In the future, aerospace design will undoubtedly lean more heavily on newer advanced materials and novel light-weighting structural strategies. As it does, early design optimization and analysis can provide an invaluable—and cost-effective—window into the performance of spacecraft in harsh flight environments.

The material menu for the NASA Common Bus

There are two main reasons that composites were selected over metals for the NASA Ames Common Bus, both having to do with the overarching modularity and multiple-mission-scenario strategies. For one, in missions requiring tall module stacks, high specific stiffness is a must. So M55J, a carbon cyanate composite, with a specific stiffness two-and-a-half times higher than aluminum, was chosen after early trade studies predicted a significant weight savings for the structure housing the internal propulsion system. High specific strength for minimum-weight lander vehicles was also deemed important. To satisfy this requirement, T300, a carbon epoxy composite, was also shown to have significant weight savings over aluminum. Low thermal distortion, which is important for the pointing accuracies of instruments, was another material property of these composites that made them a logical choice over metals.
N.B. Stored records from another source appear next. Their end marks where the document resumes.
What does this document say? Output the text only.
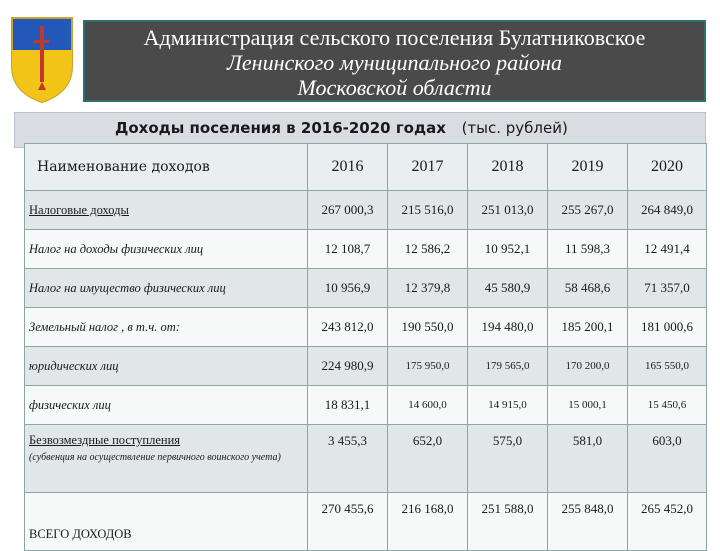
Администрация сельского поселения Булатниковское
Ленинского муниципального района
Московской области
Доходы поселения в 2016-2020 годах (тыс. рублей)
Наименование доходов	2016	2017	2018	2019	2020
Налоговые доходы	267 000,3	215 516,0	251 013,0	255 267,0	264 849,0
Налог на доходы физических лиц	12 108,7	12 586,2	10 952,1	11 598,3	12 491,4
Налог на имущество физических лиц	10 956,9	12 379,8	45 580,9	58 468,6	71 357,0
Земельный налог , в т.ч. от:	243 812,0	190 550,0	194 480,0	185 200,1	181 000,6
юридических лиц	224 980,9	175 950,0	179 565,0	170 200,0	165 550,0
физических лиц	18 831,1	14 600,0	14 915,0	15 000,1	15 450,6
Безвозмездные поступления
(субвенция на осуществление первичного воинского учета)	3 455,3	652,0	575,0	581,0	603,0
ВСЕГО ДОХОДОВ	270 455,6	216 168,0	251 588,0	255 848,0	265 452,0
In the Bus’ first flight program iteration—the LADEE spacecraft—the composite panel structure utilizes T300 and M55J fibers with a Tencate RS-3C resin. Since T300 is a stronger and lower cost fiber, its usage is maximized. M55J, on the other hand, is used only in those areas in which stiffness is needed to maintain first-mode frequency requirements. Both are heritage materials from legacy NASA programs like the Super Lightweight Interchangeable Carrier (SLIC) that flew on the Space Shuttle’s Hubble Space Telescope service mission.

Metals are used more sparingly, but where needed, on the Bus’ modules. All panels incorporate an aluminum honeycomb core. An aluminum-faced panel is utilized for the heat-rejecting radiator. There are also various metallic elements throughout the structure. They serve as hard points for interfaces, bracketry for mounting components, and connection fittings between panels. Most interfaces are bonded aluminum inserts, their shapes optimized so that the material is sufficient for thermal survivability; this is important since aluminum is a lower-cost alternative to titanium. In addition, most brackets are aluminum, and of either sheet metal or machined construction. Panel-to-panel interface fittings, however, are bonded machined titanium, since their larger size prevents the use of the lighter aluminum.

The result of this material recipe is the lightest-weight vehicle possible with strength and rigidity characteristics capable of satisfying the broad range of mission goals required by the Common Bus’ modular design strategy.